To bring this project to fruition, the City of Clearwater must secure public dollars, "amid an anticipated property tax hike to resolve a budget deficit," according to the Tampa Bay Times' Tracey McManus.

Under preliminary terms reached on Thursday, June 7, the city's proposal entails:

  • requesting $40 million in Pinellas County Tourist Development Council (TDC) bex tax funds
  • applying for $13.7 million state grant
  • using $16 million in Penny for Pinellas sales tax revenue
  • acquiring $10 million contribution from Phillies

The Phillies would also agree to "pay any additional cost overruns and agree to play 20 more years" at the stadium after the current contract expires in 2023, per McManus.

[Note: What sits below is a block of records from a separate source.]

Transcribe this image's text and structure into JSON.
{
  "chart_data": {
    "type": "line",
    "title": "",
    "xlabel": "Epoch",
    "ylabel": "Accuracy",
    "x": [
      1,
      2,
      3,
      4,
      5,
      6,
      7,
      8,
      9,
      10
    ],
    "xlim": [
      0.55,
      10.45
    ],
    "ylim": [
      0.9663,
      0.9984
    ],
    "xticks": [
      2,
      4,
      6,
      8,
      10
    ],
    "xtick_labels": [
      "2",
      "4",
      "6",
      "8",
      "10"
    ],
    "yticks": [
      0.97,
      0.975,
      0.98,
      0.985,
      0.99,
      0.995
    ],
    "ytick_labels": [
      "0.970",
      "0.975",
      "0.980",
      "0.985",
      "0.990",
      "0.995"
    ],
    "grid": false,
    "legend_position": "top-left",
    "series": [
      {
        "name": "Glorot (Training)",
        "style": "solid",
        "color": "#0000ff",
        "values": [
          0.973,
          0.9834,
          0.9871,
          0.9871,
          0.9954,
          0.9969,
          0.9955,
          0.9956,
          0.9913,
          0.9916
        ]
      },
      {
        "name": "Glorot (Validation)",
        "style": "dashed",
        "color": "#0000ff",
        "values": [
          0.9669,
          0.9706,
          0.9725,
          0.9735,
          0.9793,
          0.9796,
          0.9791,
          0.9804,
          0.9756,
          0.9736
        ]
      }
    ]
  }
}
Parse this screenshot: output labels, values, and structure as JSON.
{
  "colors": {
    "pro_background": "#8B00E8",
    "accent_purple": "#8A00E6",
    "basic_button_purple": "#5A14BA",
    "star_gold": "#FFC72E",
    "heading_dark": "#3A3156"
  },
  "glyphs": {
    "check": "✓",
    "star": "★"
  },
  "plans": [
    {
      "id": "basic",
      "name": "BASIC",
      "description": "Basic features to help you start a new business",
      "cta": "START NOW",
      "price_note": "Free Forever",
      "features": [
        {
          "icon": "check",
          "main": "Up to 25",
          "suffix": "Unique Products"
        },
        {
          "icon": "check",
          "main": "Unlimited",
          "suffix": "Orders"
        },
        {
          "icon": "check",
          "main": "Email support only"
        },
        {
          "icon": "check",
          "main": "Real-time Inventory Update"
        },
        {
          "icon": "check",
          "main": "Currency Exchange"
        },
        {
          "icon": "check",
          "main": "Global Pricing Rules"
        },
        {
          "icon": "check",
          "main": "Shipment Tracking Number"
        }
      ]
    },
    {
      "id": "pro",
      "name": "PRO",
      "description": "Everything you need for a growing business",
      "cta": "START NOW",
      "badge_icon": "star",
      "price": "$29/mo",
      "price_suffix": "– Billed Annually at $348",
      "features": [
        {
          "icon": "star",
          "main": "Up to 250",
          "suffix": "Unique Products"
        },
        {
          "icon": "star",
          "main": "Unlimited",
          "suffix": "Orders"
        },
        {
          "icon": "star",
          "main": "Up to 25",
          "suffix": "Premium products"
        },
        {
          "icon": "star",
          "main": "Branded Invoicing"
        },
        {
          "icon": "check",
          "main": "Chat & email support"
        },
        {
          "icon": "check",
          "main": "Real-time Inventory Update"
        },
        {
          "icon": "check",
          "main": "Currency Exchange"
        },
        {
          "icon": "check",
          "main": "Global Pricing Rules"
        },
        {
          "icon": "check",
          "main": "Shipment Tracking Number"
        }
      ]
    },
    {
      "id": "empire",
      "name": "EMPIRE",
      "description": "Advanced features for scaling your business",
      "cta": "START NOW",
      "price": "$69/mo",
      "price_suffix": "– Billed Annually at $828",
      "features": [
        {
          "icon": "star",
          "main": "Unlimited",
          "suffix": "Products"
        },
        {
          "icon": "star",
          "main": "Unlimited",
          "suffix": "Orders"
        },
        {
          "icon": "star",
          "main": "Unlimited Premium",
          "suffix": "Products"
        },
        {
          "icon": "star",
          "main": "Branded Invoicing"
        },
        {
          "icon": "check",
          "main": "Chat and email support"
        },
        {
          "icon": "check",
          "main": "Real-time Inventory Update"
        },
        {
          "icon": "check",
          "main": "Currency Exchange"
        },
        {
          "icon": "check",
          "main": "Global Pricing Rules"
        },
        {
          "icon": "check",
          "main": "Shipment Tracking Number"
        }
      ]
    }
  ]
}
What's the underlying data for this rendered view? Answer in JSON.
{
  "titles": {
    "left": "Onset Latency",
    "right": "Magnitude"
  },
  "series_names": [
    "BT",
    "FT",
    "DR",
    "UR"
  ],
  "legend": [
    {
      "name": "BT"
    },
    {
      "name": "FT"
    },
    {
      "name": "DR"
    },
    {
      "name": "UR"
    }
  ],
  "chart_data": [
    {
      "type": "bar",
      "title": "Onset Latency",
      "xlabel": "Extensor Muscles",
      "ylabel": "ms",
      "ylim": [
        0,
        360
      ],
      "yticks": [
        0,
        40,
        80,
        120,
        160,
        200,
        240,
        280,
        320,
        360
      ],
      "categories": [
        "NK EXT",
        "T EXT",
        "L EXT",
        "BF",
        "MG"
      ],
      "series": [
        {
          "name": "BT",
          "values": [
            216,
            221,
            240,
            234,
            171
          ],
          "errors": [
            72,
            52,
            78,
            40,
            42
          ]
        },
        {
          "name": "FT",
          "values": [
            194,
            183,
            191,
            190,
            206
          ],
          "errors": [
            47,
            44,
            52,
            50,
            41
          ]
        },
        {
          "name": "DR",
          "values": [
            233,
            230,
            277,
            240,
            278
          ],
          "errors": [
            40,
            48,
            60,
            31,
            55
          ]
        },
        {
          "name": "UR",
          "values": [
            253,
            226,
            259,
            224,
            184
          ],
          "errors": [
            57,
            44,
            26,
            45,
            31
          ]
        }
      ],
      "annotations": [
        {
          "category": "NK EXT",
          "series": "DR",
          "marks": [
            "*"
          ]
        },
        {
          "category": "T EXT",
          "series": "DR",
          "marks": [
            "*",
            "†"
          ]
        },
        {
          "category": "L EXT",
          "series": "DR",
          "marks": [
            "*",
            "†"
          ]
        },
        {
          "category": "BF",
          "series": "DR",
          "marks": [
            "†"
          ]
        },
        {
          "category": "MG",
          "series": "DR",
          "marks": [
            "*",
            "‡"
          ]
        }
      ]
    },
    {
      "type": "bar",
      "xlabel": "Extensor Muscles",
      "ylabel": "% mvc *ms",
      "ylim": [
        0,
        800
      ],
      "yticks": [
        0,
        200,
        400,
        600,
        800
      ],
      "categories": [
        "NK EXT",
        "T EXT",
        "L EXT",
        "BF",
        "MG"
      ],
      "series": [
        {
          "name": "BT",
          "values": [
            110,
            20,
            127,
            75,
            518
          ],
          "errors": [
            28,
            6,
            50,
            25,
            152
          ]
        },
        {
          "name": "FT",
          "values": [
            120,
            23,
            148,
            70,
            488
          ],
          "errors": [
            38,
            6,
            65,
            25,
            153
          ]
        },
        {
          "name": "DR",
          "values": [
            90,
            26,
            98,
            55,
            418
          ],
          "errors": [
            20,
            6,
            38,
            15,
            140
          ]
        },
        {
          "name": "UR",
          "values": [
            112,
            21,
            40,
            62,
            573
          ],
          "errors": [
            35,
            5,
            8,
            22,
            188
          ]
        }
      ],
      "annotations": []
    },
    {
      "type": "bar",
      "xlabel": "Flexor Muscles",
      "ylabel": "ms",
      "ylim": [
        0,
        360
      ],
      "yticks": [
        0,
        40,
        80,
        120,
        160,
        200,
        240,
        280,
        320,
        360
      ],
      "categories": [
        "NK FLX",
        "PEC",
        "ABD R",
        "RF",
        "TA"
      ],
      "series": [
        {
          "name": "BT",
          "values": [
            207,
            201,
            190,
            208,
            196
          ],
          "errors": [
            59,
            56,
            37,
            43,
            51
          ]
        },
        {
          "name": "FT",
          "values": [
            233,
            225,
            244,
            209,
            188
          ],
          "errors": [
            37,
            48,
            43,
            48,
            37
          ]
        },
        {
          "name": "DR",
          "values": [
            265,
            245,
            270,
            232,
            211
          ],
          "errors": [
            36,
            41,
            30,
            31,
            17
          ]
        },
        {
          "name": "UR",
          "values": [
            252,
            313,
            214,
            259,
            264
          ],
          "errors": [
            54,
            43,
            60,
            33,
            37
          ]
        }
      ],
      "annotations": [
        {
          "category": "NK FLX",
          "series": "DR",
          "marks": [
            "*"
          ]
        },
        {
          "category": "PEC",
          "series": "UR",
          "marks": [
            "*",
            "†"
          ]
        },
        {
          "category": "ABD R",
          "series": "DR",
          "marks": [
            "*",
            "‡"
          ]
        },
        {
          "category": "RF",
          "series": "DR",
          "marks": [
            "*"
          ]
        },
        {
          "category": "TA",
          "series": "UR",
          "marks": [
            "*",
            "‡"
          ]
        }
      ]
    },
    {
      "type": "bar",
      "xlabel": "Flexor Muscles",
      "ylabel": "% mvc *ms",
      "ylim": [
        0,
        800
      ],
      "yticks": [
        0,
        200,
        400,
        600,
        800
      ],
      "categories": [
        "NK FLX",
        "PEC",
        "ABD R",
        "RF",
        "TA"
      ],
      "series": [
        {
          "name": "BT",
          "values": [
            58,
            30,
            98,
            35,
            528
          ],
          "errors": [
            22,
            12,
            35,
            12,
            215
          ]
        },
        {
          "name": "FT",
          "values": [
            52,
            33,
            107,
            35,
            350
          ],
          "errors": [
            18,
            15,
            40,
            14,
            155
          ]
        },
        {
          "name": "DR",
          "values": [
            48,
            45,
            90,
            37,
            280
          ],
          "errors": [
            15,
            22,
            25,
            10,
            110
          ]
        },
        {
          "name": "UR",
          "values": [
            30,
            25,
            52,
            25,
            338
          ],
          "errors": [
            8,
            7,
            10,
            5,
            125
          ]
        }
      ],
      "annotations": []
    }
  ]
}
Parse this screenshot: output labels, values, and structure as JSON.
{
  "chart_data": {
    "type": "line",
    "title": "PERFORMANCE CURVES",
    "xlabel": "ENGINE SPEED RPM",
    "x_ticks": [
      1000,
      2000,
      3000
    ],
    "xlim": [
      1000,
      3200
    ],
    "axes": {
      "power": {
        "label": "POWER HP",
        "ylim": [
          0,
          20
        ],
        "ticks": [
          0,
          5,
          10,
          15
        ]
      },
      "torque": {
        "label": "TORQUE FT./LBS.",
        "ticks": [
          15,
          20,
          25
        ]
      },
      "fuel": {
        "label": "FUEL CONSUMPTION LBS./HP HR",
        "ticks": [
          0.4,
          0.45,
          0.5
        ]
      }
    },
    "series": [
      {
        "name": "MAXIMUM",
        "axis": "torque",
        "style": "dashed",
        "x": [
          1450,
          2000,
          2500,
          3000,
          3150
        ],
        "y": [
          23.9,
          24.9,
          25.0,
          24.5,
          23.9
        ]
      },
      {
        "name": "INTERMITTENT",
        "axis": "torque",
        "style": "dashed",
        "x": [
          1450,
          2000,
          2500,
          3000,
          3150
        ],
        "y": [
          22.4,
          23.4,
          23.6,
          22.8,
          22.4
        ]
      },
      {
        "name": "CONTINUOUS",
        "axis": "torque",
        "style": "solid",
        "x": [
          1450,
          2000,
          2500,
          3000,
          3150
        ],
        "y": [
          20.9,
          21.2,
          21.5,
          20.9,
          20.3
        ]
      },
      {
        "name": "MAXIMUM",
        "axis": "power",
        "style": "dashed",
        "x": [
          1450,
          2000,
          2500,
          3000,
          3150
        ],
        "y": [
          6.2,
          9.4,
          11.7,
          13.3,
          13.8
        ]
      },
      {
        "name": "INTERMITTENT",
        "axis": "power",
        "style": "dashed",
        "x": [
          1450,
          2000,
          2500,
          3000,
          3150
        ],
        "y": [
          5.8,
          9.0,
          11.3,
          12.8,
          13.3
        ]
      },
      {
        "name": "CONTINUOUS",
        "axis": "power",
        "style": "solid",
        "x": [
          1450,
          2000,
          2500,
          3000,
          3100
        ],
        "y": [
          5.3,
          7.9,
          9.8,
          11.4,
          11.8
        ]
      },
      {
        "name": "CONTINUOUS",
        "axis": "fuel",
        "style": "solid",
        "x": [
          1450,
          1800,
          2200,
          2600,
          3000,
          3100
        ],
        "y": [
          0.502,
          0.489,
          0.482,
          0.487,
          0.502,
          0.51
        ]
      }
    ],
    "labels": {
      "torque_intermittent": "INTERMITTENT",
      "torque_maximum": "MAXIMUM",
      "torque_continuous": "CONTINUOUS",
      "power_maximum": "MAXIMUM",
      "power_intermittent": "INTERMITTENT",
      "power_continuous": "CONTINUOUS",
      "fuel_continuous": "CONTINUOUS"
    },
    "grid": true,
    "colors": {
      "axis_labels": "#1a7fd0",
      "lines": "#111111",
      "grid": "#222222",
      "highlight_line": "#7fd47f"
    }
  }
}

A major hurdle, however, is lacking funds due to a $160 million deficit through 2028. As a result, the Pinellas County TDC is allowing City Manager Bill Horne to implement up to a 20 percent property tax increase in the 2019 budget. The city is also in the midst of a $55 million waterfront redevelopment, Imagine Clearwater, however only $5.5 million has been able to fund the project thus far.

The City of Clearwater's major holdup is acquiring the $40 million in TDC bex taxes, which accounts for most of the project's $79.7 million proposal. Projections, however, show that funding "simply is not there until after 2020," per McManus.

The Spectrum Complex would not be the first stadium-proposed funding project this year for Pinellas County. In April, it allocated $41.7 million toward bed taxes for the $81 million renovation of the Toronto Blue Jays' Dunedin spring complex. To account for the remaining necessary funds, the Blue Jays doubled the Phillies $10 million proposed contribution, along with the City of Dunedin paying $5.6 million and the similar $13.7 million state grant application.

The county-based TDC is funded by a six percent bed tax on hotels and motels, and has already committed to paying $99.8 million through 2020 to "six new and three ongoing projects." By the time those commitments are paid, it would only have $6.3 left to allocate toward the Carpenter Complex, a $33.9 million difference in asking price.

It appears these projects, including the Blue Jays' renovations in Dunedin, have used up most of the funds needed for the Phillies' planned renovations for their respective spring facility.

"We can’t keep up these levels of contributions every year," County Commissioner and TDC chairman Ken Welch told McManus. "At this point we’re not really in spending mode."

Per the City of Clearwater and the Phillies' deal signed in early June, if the city does not acquire the $40 million TDC bed tax commitment, along with the $13.7 million state grant, by the end of 2018, the Phillies could "drop the project and walk away from its pledge to play in Clearwater for another 20 years," per McManus.

The Phillies' last negotiated contract with the City of Clearwater came during construction of Spectrum Field in 2003. The current contract expires in 2023.

McManus describes the current standing of the proposal:

The County Commission is required to approve conceptual plans for stadiums and spring training facilities before the application can move to the TDC for review. It is expected to discuss Clearwater’s application in July.

The TDC process can take 30 to 90 days before the plans go back to the county commission for final approval, said Visit St. Petersburg/Clearwater Chief Operating Officer Tim Ramsberger.

Ramsberger said it would be possible for the county to commit $40 million to the Phillies project this year under the terms that Pinellas doesn’t have to pay anything until after 2020.

McManus notes that it is not clear whether the Phillies would be willing to undergo the project without receiving the bex tax funding from the county until after 2020. Operations Director John Timberlake told McManus earlier in June that the Phillies are "willing to work with the city if efforts to secure funding stretch past Dec. 31."

The Phillies have used Clearwater facilities for spring since 1947. This is the second-longest spring training bond between a city and major league club, only bested by the Detroit Tigers in Lakeland, Florida (1934). In 2017, the Phillies drew a total attendance of 128,236 for 18 home spring training games, or 7,124 per game.